Il parla de son ami Richard de Sirmont-Falmouth, qu’on avait retrouvé mort dans sa péniche. Il apparut qu’un évènement inhabituel a engagé son pacemaker dans un surrégime. Et là, Jacques eut un sourire à mon adresse – mais quelle belle vie a eu cet homme, et ne parlons pas de sa mort. J’apprendrai plus tard qu’on l’avait retrouvé peu après ma visite.



Mais là n’était pas la belle révélation de la soirée. Jasper interrogea Jacques et, comme deux enfants le jour de la fête des Mères, les compères posèrent un petit paquet maladroitement empaqueté.



Je laissai la petite tension en suspens, dans un geste hésitant, je décachetai le volume et simplement, presque bêtement, soupesai le livre un peu poussiéreux, comme si son poids invitait à la juste mesure de sa valeur : Les salades de l’amour.



Après un Chirashi de saumon, un dessert maison, kusmi tea, les hommes, avec un petit nœud à la gorge, m’invitèrent au confiné espace privé où ils espéraient de tous leurs vœux que je les accompagne. Dans un monde où l’on frôle la perfection, rompre l’équilibre de l’univers est une offense à l’harmonie, à l’ordonnancement de la nature et des hommes, à l’alignement des planètes. Ce n’est pas en ces termes que je m’imprégnai de la concupiscente atmosphère qui régnait entre les deux hommes, mais lorsque j’ouvris mon manteau, les deux hommes, comme vaporisés des essences de mon corps, se dévêtirent de concert et parcoururent ma peau, l’effleurant de leurs lèvres, laissant durcir leurs sexes tour à tour frôlés par mes doigts.

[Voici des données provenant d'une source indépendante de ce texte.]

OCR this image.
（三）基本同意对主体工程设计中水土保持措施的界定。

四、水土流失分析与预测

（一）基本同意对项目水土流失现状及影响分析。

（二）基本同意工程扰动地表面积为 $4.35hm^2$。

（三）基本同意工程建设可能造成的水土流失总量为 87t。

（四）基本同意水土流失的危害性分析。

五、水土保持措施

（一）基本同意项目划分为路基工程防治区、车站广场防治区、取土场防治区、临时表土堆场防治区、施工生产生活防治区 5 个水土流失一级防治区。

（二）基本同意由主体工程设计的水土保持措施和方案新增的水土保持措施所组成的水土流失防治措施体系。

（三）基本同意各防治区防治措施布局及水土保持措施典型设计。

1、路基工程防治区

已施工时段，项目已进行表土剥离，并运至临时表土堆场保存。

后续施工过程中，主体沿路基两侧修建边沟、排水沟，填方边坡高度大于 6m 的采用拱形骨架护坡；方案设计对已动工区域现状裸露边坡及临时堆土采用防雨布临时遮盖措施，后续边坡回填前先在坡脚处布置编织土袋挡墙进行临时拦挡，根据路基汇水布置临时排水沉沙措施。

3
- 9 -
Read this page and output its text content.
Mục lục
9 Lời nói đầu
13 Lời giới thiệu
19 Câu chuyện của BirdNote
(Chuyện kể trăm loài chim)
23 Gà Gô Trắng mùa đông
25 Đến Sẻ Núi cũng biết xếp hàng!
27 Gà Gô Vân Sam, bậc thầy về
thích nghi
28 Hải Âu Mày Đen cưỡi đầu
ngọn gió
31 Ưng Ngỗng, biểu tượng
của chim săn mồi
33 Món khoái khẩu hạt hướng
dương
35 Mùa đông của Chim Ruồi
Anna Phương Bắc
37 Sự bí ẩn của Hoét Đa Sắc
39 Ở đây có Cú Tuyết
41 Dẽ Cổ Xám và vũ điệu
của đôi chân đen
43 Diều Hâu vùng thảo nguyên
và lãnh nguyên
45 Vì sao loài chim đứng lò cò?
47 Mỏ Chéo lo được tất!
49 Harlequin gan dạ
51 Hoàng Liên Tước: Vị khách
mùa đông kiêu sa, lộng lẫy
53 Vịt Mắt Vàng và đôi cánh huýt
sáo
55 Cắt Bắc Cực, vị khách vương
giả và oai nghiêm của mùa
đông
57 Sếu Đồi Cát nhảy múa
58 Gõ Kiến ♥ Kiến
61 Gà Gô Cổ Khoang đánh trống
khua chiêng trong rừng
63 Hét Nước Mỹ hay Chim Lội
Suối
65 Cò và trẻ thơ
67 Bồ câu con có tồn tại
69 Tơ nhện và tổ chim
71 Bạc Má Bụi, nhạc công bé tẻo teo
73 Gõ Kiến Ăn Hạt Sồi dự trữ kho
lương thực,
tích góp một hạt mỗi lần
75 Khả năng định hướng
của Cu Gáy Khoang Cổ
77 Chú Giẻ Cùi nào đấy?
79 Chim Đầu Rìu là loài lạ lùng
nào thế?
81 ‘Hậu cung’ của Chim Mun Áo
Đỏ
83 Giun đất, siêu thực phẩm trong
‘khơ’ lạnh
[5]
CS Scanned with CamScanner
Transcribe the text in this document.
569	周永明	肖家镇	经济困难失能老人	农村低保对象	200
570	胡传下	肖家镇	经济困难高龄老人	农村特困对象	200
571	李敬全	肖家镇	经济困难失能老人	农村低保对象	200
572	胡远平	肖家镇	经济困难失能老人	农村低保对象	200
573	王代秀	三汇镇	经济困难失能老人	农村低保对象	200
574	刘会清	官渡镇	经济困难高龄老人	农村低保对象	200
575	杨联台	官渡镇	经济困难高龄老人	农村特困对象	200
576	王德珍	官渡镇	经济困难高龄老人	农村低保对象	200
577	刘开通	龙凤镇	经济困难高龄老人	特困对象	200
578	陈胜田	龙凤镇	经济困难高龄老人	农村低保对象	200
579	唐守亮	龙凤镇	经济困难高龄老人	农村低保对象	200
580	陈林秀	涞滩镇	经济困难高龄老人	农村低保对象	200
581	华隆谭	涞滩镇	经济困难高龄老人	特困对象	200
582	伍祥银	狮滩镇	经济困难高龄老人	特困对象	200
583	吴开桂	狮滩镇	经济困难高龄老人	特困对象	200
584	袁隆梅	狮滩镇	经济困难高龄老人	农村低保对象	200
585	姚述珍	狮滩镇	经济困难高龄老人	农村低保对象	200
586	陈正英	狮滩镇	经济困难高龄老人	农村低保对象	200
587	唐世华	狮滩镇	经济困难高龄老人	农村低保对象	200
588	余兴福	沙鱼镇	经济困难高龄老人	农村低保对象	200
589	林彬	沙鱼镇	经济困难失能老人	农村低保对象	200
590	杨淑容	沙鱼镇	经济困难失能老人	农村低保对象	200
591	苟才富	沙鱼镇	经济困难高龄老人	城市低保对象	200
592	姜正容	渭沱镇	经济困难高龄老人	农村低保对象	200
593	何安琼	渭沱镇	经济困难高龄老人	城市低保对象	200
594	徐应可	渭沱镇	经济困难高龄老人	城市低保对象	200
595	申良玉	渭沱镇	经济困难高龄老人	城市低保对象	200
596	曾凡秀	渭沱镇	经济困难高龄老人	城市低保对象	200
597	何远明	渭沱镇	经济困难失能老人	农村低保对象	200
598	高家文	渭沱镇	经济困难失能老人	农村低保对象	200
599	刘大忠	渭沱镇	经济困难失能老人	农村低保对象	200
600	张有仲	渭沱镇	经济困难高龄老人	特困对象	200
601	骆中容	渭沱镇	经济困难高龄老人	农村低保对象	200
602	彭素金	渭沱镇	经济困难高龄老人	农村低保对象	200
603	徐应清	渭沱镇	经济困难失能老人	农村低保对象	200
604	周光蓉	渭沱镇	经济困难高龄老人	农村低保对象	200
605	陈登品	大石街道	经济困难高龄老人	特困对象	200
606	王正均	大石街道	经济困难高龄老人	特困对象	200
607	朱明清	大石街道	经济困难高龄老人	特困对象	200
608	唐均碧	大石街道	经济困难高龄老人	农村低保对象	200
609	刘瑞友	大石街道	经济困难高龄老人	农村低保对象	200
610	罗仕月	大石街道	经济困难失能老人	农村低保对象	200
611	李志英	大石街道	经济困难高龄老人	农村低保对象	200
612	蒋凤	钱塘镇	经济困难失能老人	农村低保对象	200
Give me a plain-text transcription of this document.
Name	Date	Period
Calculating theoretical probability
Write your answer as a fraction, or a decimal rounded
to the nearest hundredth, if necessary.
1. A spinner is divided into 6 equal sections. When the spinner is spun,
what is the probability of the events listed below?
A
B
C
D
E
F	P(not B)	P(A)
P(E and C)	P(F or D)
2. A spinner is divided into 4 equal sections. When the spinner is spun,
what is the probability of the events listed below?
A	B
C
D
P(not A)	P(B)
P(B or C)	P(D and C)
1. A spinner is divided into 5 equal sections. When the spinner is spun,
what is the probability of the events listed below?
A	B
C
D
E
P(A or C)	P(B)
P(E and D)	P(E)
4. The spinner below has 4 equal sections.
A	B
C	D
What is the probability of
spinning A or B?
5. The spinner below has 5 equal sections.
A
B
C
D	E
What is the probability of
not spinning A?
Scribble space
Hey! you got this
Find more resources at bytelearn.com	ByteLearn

Tout fut lent, car nul ici ne voulait sacrifier à l’emballement, tant le lieu invitait à cela. Ce fut presque en état d’inaction que le sexe de l’un entra en moi, cependant que ma langue balayait sans vigueur sur sa longueur, le sexe de l’autre. On me susurrait des phrases presque inaudibles à l’oreille, je crus même reconnaître un vers de Rimbaud. Mais mon plaisir supplantait alors les paroles et les mots, mon envolée me laissait hors du temps. Je donnais aux mouvements élancés des deux hommes, un balancement presque nautique de mon corps.


La queue qui vrillait mes joues était un monde autant que celle qui limait mon cul, alors oui l’univers s’accordait à moi. Ici, c’était le jeu de tous les corps dans la joie des sexes, mais aussi leur jeu était-il unique, semblable et différent. L’émerveillement est dans ce moment où les sexes sont indistincts, là où l’un lâche un suc sur vos lèvres quand l’autre irrigue le sillon de vos fesses.

Encore une fois, ce ne fut pas en cette échappée que j’eus cette pensée, mais les souvenirs permettent de la formuler avec des mots même approximatifs, car en deçà du plaisir. Je pourrais durer, durer encore, et les deux hommes, si pales dans le quotidien, qui se révélèrent de valeureux coureurs de fond dans l’art charnel.


Lorsque leurs corps s’affalèrent comme sur la ligne d’arrivée, je glissai un doigt dans mon sexe en prenant chaque queue dans ma bouche en guise de bouquet final.


Le bonheur n’est jamais durable. Pourquoi, mais pourquoi donc ? pensais-je lorsque je me posai dans le taxi qui me conduisait chez moi. Mais ce ne fut qu’après une suite de plaisirs mécaniques, que je m’enfonçai dans un sommeil inaltérable.


Dans l’après-midi, je m’allongeai dans mon canapé, une théière à la main, en égrenant comme un chapelet sacré les pages ornementées de Les salades de l’amour. Lactuca sativa et autres italiennes à feuilles rouges.